Reverse proxy vs Load balancer vs API gateway


Reverse Proxy:
A reverse proxy acts as an intermediary between clients and servers, receiving requests from clients and forwarding them to the appropriate backend servers. It helps optimize performance, enhance security, and provide high availability. The reverse proxy hides the backend server details from clients and can perform tasks like SSL termination, caching, compression, and request filtering.

Load Balancer:
A load balancer distributes incoming network traffic across multiple backend servers to ensure efficient resource utilization and high availability. It evenly distributes the workload among servers based on various algorithms, such as round-robin, least connections, or weighted distribution.

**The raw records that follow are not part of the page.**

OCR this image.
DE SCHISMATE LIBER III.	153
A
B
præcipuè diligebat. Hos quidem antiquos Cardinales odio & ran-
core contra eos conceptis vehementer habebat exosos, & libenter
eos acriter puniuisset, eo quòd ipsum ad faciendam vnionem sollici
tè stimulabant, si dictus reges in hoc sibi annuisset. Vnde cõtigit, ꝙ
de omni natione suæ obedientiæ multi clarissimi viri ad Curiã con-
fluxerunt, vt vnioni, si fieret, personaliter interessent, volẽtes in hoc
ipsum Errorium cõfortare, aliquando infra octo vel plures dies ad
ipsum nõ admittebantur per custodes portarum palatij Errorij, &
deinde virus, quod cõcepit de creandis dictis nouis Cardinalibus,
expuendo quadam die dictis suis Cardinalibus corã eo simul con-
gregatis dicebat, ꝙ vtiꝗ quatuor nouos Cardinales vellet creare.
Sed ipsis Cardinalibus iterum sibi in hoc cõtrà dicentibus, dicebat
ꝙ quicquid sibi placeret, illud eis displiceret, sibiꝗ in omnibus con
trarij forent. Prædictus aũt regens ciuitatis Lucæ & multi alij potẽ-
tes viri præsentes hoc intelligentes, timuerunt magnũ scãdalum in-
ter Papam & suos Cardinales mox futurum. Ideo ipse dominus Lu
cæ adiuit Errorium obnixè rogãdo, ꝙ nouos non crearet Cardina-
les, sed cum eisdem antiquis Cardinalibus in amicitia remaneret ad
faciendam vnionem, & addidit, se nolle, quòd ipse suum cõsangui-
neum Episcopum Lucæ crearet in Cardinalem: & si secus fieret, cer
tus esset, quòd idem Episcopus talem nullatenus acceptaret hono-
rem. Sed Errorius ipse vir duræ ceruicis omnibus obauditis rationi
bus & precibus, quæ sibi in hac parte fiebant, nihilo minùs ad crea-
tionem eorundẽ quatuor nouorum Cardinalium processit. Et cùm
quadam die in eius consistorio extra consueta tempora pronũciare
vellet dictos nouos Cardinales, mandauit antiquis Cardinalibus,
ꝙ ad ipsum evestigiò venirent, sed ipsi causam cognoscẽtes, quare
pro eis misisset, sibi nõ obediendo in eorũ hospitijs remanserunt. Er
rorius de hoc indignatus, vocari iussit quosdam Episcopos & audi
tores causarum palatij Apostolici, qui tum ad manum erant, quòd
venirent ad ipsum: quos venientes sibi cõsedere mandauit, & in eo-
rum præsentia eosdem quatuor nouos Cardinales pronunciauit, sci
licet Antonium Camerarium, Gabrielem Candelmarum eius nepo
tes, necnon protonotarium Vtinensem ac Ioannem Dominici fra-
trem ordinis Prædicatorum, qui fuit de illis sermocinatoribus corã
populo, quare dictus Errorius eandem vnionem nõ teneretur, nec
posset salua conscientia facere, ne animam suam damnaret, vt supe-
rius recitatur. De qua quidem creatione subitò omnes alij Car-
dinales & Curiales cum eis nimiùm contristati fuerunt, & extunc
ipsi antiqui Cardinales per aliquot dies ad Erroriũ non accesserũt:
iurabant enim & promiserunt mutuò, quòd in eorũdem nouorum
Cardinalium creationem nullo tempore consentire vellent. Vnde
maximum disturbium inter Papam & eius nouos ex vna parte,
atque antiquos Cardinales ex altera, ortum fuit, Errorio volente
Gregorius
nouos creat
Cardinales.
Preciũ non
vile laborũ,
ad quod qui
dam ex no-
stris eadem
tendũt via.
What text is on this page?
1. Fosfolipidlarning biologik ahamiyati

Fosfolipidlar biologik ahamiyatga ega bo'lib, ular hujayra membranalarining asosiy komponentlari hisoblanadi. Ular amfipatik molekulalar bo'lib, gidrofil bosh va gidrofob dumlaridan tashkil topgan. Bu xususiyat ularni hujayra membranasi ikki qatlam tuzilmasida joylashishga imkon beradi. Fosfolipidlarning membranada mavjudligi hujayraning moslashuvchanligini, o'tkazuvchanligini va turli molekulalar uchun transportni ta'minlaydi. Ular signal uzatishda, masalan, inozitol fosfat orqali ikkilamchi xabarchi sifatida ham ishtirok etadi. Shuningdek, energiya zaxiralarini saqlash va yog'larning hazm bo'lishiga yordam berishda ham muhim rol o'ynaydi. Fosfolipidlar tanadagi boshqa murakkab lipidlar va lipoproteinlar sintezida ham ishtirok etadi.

Load balancers help scale applications horizontally and improve reliability by eliminating single points of failure.

API Gateway:
An API gateway is a central entry point for clients to access multiple APIs or microservices. It acts as a reverse proxy that handles API requests, providing functionalities like authentication, request transformation, rate limiting, caching, and protocol translation. API gateways often include features such as API versioning, request/response logging, analytics, and security enforcement (e.g., API key management or OAuth).

While there can be some overlap in functionality, each component serves a distinct purpose. In many cases, a comprehensive architecture may include a combination of these components to address different aspects of networking and API management needs.

 

When to use each component


When to use each component depends on your web application's requirements and architecture. In general, you may use a reverse proxy if you want to improve the performance or security of your web application by caching, compressing, encrypting or routing requests to a single backend server or a group of servers that provide the same service. You may use a load balancer if you want to improve the scalability or reliability of your web application by distributing requests across multiple backend servers that may provide different services. You may use an API gateway if you want to provide a single entry point for all external requests to your web application's APIs and perform authentication, authorization, rate limiting, caching or transformation functions on them.

In summary, a reverse proxy focuses on intercepting and forwarding requests between clients and servers, a load balancer ensures even distribution of traffic across multiple servers, and an API gateway provides a single entry point and additional features for accessing multiple APIs or services. However, it's worth noting that these terms are not mutually exclusive, and certain products or solutions may combine the functionalities of reverse proxy, load balancer, and API gateway.

 

Conclusion


A reverse proxy is an essential component of system design that can improve the performance, scalability, availability, and security of a system. It can also provide additional features such as caching, load balancing, security, and content rewriting. A reverse proxy differs from a forward proxy in that it acts on behalf of the server instead of the client. Some popular examples of reverse proxies are Nginx, Apache HTTP Server, HAProxy, Squid, and Varnish.